Hmm. “No. Not better. Easier. And now, familiar,” I said. 

He nodded.

When I’m not pulling into the Target Drive Up while humming along to my music, sometimes I dabble in 2005. How many times can one person watch The Office? Unclear. I’ll report back when I know. Prison Mike reminds me that the Dementors made jail really scary, and that Dwight is still running his beet farm bed and breakfast. “5/5 stars, that bed and breakfast,” I think. “Would definitely recommend.”

When I want to feel extra cozy, I hang out in 1987. I read the same boards to my daughter that my parents read to me when I was younger. Peter Rabbit is still hanging out in the neighbor’s garden, apparently still eating his carrots. Winnie the Pooh is still with his nearest and dearest in the Hundred Acre Woods. “Good for them,” I think. “I bet it’s a lovely day hanging out on that bridge with Christopher Robin and a perfect time for a ‘smackeral of hunny.’ ”

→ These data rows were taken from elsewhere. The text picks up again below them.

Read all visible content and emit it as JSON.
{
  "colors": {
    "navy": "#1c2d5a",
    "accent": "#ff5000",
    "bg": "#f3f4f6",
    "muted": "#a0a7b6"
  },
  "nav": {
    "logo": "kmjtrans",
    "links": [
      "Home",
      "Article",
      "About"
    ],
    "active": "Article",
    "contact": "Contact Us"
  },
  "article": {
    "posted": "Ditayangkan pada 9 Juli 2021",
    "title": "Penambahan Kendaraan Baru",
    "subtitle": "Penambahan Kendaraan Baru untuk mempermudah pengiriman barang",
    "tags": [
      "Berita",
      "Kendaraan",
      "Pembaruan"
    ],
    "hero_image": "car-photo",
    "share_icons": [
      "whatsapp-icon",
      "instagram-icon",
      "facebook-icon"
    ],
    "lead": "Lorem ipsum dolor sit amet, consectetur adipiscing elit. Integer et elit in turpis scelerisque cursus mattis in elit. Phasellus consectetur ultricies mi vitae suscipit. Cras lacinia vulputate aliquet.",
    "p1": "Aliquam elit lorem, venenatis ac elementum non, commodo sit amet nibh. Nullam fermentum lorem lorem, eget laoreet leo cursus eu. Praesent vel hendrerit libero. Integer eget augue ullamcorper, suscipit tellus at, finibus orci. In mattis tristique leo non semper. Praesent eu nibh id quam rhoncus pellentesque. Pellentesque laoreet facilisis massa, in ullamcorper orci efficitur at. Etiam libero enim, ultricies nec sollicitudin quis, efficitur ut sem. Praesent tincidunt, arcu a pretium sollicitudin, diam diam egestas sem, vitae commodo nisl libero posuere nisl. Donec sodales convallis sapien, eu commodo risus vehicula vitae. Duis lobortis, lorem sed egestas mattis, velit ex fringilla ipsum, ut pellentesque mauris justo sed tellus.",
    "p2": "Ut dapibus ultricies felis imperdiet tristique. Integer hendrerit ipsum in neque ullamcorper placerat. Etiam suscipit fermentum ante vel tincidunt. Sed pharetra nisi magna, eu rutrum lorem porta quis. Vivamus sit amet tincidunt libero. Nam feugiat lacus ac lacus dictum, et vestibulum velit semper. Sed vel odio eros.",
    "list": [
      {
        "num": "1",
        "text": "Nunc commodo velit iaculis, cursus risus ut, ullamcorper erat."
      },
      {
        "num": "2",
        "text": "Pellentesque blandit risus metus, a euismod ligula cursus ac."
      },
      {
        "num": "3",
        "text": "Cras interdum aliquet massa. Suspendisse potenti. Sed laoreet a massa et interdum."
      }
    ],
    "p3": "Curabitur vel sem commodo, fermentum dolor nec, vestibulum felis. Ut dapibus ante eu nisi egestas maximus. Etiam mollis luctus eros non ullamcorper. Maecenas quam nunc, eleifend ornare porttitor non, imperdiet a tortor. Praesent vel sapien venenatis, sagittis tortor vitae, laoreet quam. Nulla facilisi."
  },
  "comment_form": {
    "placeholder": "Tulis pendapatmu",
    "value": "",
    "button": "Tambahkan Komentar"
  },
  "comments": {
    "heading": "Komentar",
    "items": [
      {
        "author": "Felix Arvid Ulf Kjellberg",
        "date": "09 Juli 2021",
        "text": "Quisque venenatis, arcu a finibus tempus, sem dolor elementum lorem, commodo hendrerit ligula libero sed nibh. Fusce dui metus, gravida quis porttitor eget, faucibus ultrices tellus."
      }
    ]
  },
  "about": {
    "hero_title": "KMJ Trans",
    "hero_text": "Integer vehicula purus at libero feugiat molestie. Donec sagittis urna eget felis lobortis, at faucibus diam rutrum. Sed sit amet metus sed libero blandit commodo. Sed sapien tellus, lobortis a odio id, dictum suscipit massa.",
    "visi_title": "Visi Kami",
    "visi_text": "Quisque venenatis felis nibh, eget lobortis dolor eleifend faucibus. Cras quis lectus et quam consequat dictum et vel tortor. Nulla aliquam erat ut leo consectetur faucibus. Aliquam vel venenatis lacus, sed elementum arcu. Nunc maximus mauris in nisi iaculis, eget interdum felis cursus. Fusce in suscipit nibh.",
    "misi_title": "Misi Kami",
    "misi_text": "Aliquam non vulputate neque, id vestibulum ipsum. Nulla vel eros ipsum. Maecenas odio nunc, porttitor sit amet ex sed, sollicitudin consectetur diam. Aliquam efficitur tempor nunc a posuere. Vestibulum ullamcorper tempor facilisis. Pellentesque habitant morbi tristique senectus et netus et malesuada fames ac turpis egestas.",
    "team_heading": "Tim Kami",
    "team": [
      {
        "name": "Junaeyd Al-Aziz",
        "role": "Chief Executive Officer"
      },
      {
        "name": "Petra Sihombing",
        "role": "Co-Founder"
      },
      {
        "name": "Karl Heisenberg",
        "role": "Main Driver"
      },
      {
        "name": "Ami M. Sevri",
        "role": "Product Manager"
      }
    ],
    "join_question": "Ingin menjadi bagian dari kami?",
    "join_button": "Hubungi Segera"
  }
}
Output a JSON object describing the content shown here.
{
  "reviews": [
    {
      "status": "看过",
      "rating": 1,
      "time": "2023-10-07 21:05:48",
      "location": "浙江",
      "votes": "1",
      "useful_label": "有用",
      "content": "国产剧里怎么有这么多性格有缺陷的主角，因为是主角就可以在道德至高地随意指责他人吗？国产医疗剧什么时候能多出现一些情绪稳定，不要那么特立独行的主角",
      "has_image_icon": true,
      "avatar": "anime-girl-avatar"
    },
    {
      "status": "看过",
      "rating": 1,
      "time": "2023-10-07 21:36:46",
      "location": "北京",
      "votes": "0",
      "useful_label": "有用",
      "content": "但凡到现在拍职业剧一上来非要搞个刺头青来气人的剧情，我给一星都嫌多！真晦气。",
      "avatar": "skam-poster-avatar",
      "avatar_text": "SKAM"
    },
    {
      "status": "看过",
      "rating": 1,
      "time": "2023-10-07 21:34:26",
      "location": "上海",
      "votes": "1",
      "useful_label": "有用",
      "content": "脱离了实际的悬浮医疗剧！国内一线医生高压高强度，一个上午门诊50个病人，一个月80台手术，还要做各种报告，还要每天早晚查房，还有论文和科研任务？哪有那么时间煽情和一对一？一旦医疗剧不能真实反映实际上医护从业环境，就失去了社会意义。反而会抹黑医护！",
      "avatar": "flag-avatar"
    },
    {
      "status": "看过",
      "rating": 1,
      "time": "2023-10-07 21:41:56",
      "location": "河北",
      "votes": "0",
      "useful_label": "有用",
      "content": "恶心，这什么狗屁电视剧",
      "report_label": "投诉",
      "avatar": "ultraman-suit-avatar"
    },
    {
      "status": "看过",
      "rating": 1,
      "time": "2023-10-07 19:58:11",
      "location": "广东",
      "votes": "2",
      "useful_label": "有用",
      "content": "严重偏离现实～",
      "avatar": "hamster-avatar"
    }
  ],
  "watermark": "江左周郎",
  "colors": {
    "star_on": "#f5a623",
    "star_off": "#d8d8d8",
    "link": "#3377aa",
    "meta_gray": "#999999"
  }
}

My husband has joined into my memory musings recently, and pulled out his Magic of Walt Disney World book from 1992. We showed our daughter pictures of this magical place that used to be open every day of the year to millions of loving fans. There’s a picture of Mickey Mouse and all his friends, hugging his guests at the happiest place on Earth. There’s Figment and his wonderful imagination (with that catchy song I can still sing on command). As I look at the photos, I think, “What ride will I go on first when we can return? Haunted Mansion? Or will my family see a miraculously short line at Peter Pan in Fantasyland?” I continue to ponder. “I just won the Super Bowl, I’m going to Disneyland.” I smile and laugh, as the retro commercial suggested to us many moons ago.

While I wouldn’t describe myself as a particularly nostalgic person, I find myself in a loop of familiarity lately. The cozy cocoon of the past wraps around me. Predictable and comforting. I know exactly what to expect when track 1 begins playing. I know where Piglet is, and what Eeyore will say. I know “It’s a Small World After All” is an ‘ear worm,’ as my dad says, that you never want to forget (and, honestly, you couldn’t even if you tried). I give myself the freedom to sit in the familiar as often as I want to these days. I like knowing what Michael Scott is going to say next, and that I will laugh as hard this time as the first time I heard it. I’m not dwelling in the past, but rather reveling in the known, in the present moment. What a joy, I think, that the past can now anchor us to the present. Uncertainty of quarantine be damned, I’m going to put on Mr. Jones and sing with my whole heart. I know each and every word, since 1994, folks. I’ll sing, and I might even be wearing Mickey ears at the same time.